Merhabalar değerli okurlarım. Bu hafta bir hayli önemli bir konuya değineceğiz. 
Maalesef konumuzda korona ve koronanın tekrar yükselişi. Konuyu toplumsal, kişisel ve şehirlerimiz üzerinden anlatıp halkımızı uyaracağız.
Medeni toplumlar; kültür, sanat, bilim, teknoloji, siyaset, ticaret, spor vb. konularla ön plana çıkarlar ve medeniyetlerini perçinlerler. Ülkemizde ise bu konuların büyük ölçüde liyakat esaslı olmaması durumu bizi geriye itmektedir. Gelelim toplum bilincine, bunu söyleye söyleye dilimizde tüy bitti ancak hâlâ halkımız maalesef ya dinlemiyor ya da umursamıyor yazılarımızın okunma sayısına bakarsak gayet okunuyor ama gereği yapılmıyor. Bu uyarıları sadece ben değil tüm medya kuruluşları, gazetemiz sürekli sıcak tutuyor ve her an uyarıyor. Bir kez daha net bir şekilde söylüyorum. Lütfen maskesiz dışarıya çıkmayın aksi takdirde ikinci dalga bundan çok kötü ve acı olacak. İspanyol gribini iyi araştırın ikinci dalgada on milyonlarca kayıp yaşanmıştı. Yakın zamanda yetkililerle görüştüm. Şehrimizde ve ülkemizde vaka sayılarının tekrar artmaya başladığını söylediler. Halkımız da maalesef aşırı şekilde gevşedi diye siteme diyorlardı. Çok daha aklılarda ha kısa zaman önce Diyarbakır'daki süre de 300 kişiyi aşan vakalar yetkilileri harekete geçirmişti. Vakaların çoğu artık İstanbul dışında görülmeye başlandı dikkatli olmamız lazım. Bazı ülkelerde ikinci dalga başladı bizde de olmaması için yetkililerinin söylediğini unutmayalım ve maske, maske, maske kuralına uyalım çünkü maske ile vaka oranı yüzde 1'e kadar düşüyor. 
Neden böyle ucuz ve basit bir yol varken koşulları zorluyor, hem kendimizi hem  de çevremizdekileri riske atıyoruz. Almanya, Güney Kore, Japonya gibi ülkelerde halk yöneticiler ne derse tamamen uyuyor ve hep birlikte çözüm yaratıyorlar. 

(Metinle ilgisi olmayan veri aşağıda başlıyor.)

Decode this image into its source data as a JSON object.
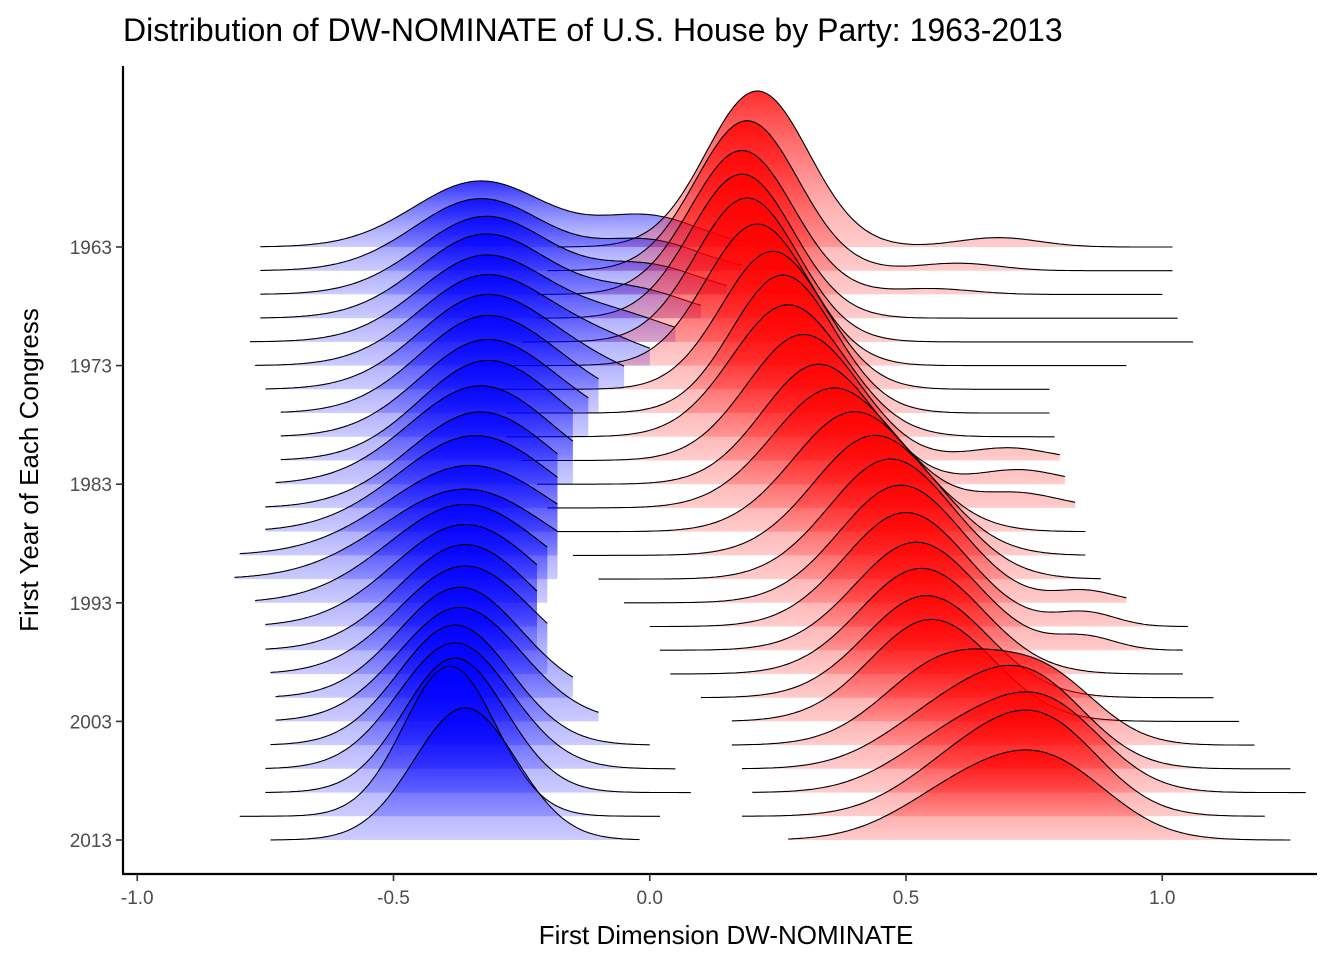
{
  "chart_data": {
    "type": "area",
    "subtype": "ridgeline",
    "title": "Distribution of DW-NOMINATE of U.S. House by Party: 1963-2013",
    "xlabel": "First Dimension DW-NOMINATE",
    "ylabel": "First Year of Each Congress",
    "xlim": [
      -1.0,
      1.3
    ],
    "x_ticks": [
      -1.0,
      -0.5,
      0.0,
      0.5,
      1.0
    ],
    "x_tick_labels": [
      "-1.0",
      "-0.5",
      "0.0",
      "0.5",
      "1.0"
    ],
    "y_ticks": [
      1963,
      1973,
      1983,
      1993,
      2003,
      2013
    ],
    "y_tick_labels": [
      "1963",
      "1973",
      "1983",
      "1993",
      "2003",
      "2013"
    ],
    "years": [
      1963,
      1965,
      1967,
      1969,
      1971,
      1973,
      1975,
      1977,
      1979,
      1981,
      1983,
      1985,
      1987,
      1989,
      1991,
      1993,
      1995,
      1997,
      1999,
      2001,
      2003,
      2005,
      2007,
      2009,
      2011,
      2013
    ],
    "grid": false,
    "legend": "none",
    "fill_gradient": "darker toward the peak of each ridge",
    "series": [
      {
        "party": "Democrat",
        "color": "#0000ff",
        "range_min": [
          -0.76,
          -0.76,
          -0.76,
          -0.76,
          -0.78,
          -0.77,
          -0.75,
          -0.72,
          -0.72,
          -0.72,
          -0.73,
          -0.75,
          -0.75,
          -0.8,
          -0.81,
          -0.77,
          -0.75,
          -0.75,
          -0.74,
          -0.73,
          -0.73,
          -0.74,
          -0.75,
          -0.75,
          -0.8,
          -0.74
        ],
        "range_max": [
          0.18,
          0.18,
          0.15,
          0.1,
          0.05,
          0.0,
          -0.05,
          -0.1,
          -0.12,
          -0.15,
          -0.15,
          -0.18,
          -0.18,
          -0.18,
          -0.18,
          -0.2,
          -0.22,
          -0.22,
          -0.2,
          -0.15,
          -0.1,
          0.0,
          0.05,
          0.08,
          0.02,
          -0.02
        ],
        "modes": [
          [
            [
              -0.33,
              1.0,
              0.13
            ],
            [
              0.0,
              0.45,
              0.1
            ]
          ],
          [
            [
              -0.33,
              1.0,
              0.13
            ],
            [
              0.0,
              0.4,
              0.1
            ]
          ],
          [
            [
              -0.32,
              1.0,
              0.13
            ],
            [
              0.0,
              0.35,
              0.1
            ]
          ],
          [
            [
              -0.32,
              1.0,
              0.13
            ],
            [
              -0.02,
              0.3,
              0.1
            ]
          ],
          [
            [
              -0.32,
              1.0,
              0.13
            ],
            [
              -0.05,
              0.25,
              0.1
            ]
          ],
          [
            [
              -0.32,
              1.0,
              0.13
            ],
            [
              -0.08,
              0.2,
              0.1
            ]
          ],
          [
            [
              -0.32,
              1.0,
              0.13
            ],
            [
              -0.1,
              0.15,
              0.1
            ]
          ],
          [
            [
              -0.32,
              1.0,
              0.13
            ],
            [
              -0.12,
              0.12,
              0.1
            ]
          ],
          [
            [
              -0.32,
              1.0,
              0.13
            ],
            [
              -0.12,
              0.1,
              0.1
            ]
          ],
          [
            [
              -0.32,
              1.0,
              0.13
            ],
            [
              -0.14,
              0.08,
              0.1
            ]
          ],
          [
            [
              -0.33,
              1.0,
              0.14
            ]
          ],
          [
            [
              -0.33,
              1.0,
              0.14
            ]
          ],
          [
            [
              -0.34,
              1.0,
              0.15
            ]
          ],
          [
            [
              -0.35,
              1.0,
              0.16
            ]
          ],
          [
            [
              -0.36,
              1.0,
              0.16
            ]
          ],
          [
            [
              -0.36,
              1.0,
              0.15
            ]
          ],
          [
            [
              -0.36,
              1.0,
              0.14
            ]
          ],
          [
            [
              -0.36,
              1.0,
              0.13
            ]
          ],
          [
            [
              -0.36,
              1.0,
              0.13
            ]
          ],
          [
            [
              -0.37,
              1.0,
              0.12
            ]
          ],
          [
            [
              -0.37,
              1.0,
              0.12
            ]
          ],
          [
            [
              -0.38,
              1.0,
              0.11
            ]
          ],
          [
            [
              -0.38,
              1.0,
              0.11
            ]
          ],
          [
            [
              -0.38,
              1.0,
              0.1
            ]
          ],
          [
            [
              -0.39,
              1.0,
              0.09
            ]
          ],
          [
            [
              -0.36,
              1.0,
              0.1
            ]
          ]
        ],
        "peak_height": [
          0.55,
          0.6,
          0.65,
          0.7,
          0.72,
          0.75,
          0.78,
          0.8,
          0.8,
          0.82,
          0.82,
          0.8,
          0.8,
          0.75,
          0.75,
          0.82,
          0.85,
          0.88,
          0.9,
          0.92,
          0.95,
          1.0,
          1.05,
          1.12,
          1.25,
          1.1
        ]
      },
      {
        "party": "Republican",
        "color": "#ff0000",
        "range_min": [
          -0.18,
          -0.2,
          -0.22,
          -0.22,
          -0.25,
          -0.28,
          -0.3,
          -0.28,
          -0.28,
          -0.25,
          -0.22,
          -0.2,
          -0.18,
          -0.15,
          -0.1,
          -0.05,
          0.0,
          0.02,
          0.04,
          0.1,
          0.16,
          0.16,
          0.18,
          0.2,
          0.18,
          0.27
        ],
        "range_max": [
          1.02,
          1.02,
          1.0,
          1.03,
          1.06,
          0.93,
          0.78,
          0.78,
          0.79,
          0.8,
          0.81,
          0.83,
          0.85,
          0.85,
          0.88,
          0.93,
          1.05,
          1.04,
          1.04,
          1.1,
          1.15,
          1.18,
          1.25,
          1.28,
          1.2,
          1.25
        ],
        "modes": [
          [
            [
              0.21,
              1.0,
              0.1
            ],
            [
              0.68,
              0.06,
              0.08
            ]
          ],
          [
            [
              0.19,
              1.0,
              0.1
            ],
            [
              0.6,
              0.05,
              0.08
            ]
          ],
          [
            [
              0.18,
              1.0,
              0.1
            ],
            [
              0.55,
              0.04,
              0.08
            ]
          ],
          [
            [
              0.18,
              1.0,
              0.1
            ]
          ],
          [
            [
              0.19,
              1.0,
              0.1
            ]
          ],
          [
            [
              0.21,
              1.0,
              0.1
            ]
          ],
          [
            [
              0.24,
              1.0,
              0.1
            ]
          ],
          [
            [
              0.26,
              1.0,
              0.1
            ]
          ],
          [
            [
              0.27,
              1.0,
              0.11
            ]
          ],
          [
            [
              0.3,
              1.0,
              0.11
            ],
            [
              0.7,
              0.1,
              0.08
            ]
          ],
          [
            [
              0.33,
              1.0,
              0.11
            ],
            [
              0.72,
              0.12,
              0.08
            ]
          ],
          [
            [
              0.36,
              1.0,
              0.12
            ],
            [
              0.72,
              0.12,
              0.08
            ]
          ],
          [
            [
              0.4,
              1.0,
              0.12
            ]
          ],
          [
            [
              0.44,
              1.0,
              0.12
            ]
          ],
          [
            [
              0.47,
              1.0,
              0.12
            ]
          ],
          [
            [
              0.49,
              1.0,
              0.12
            ],
            [
              0.85,
              0.1,
              0.06
            ]
          ],
          [
            [
              0.5,
              1.0,
              0.12
            ],
            [
              0.85,
              0.12,
              0.06
            ]
          ],
          [
            [
              0.52,
              1.0,
              0.12
            ],
            [
              0.85,
              0.12,
              0.06
            ]
          ],
          [
            [
              0.53,
              1.0,
              0.12
            ]
          ],
          [
            [
              0.54,
              1.0,
              0.12
            ]
          ],
          [
            [
              0.55,
              1.0,
              0.12
            ]
          ],
          [
            [
              0.58,
              1.0,
              0.12
            ],
            [
              0.78,
              0.7,
              0.1
            ]
          ],
          [
            [
              0.58,
              0.7,
              0.12
            ],
            [
              0.75,
              1.0,
              0.11
            ]
          ],
          [
            [
              0.6,
              0.7,
              0.12
            ],
            [
              0.78,
              1.0,
              0.11
            ]
          ],
          [
            [
              0.62,
              0.7,
              0.12
            ],
            [
              0.78,
              1.0,
              0.11
            ]
          ],
          [
            [
              0.6,
              0.6,
              0.12
            ],
            [
              0.78,
              1.0,
              0.12
            ]
          ]
        ],
        "peak_height": [
          1.3,
          1.25,
          1.2,
          1.2,
          1.2,
          1.18,
          1.15,
          1.15,
          1.1,
          1.05,
          1.0,
          1.0,
          1.0,
          1.0,
          1.0,
          0.98,
          0.95,
          0.9,
          0.88,
          0.85,
          0.85,
          0.7,
          0.65,
          0.65,
          0.65,
          0.6
        ]
      }
    ]
  }
}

Bizde güvenlik güçleri geçen şahit olduğum bir olayda otobüste fazla yolcu olduğu için yolcuların fazlasını indirmeye kalktı ancak öyle olaylar oldu ki inanılmaz. İnen vatandaş, hemen: “İşte siz görürsünüz. Şimdi yetkilileri arayacağım. Çevrem geniş.” Diye konuşmaya başladı. Onların sağlığı için gerekli olan ufak bir uyarı bile öyle bir boyuta getirildi ki hayretler içinde izledim. Sanki sonraki otobüse binse, evine 15 dakika geç gitse ne olacak. Sanırsınız ki CERN’de dünyanın oluşumunu, Big Bang teorisini kanıtlamaya gidiyor veya uzaya çıkacak olan Space Xroketini kaçıracak. Ağlanacak halde bir toplumsal yapımız var sayın okuyucularım. Herkes için söylemiyorum bilinçli insanları tenzih ediyorum fakat senin sağlığın için seni uyaran bir ileri varsa teşekkür etmen gerekirken olay çıkaran insanlarımız var. Umarım bir gün Atatürk'ün dediği gibi muasır medeniyetler seviyesine çıkabiliriz. Unutmadan, yorulmadan, yılmadan bir kez daha koronavirüs için gereken uyarıları yazacağım. Umarım son kez olur ve elinde bilezik olan maskeler gerçek yeri olan solunum yollarımızı korur.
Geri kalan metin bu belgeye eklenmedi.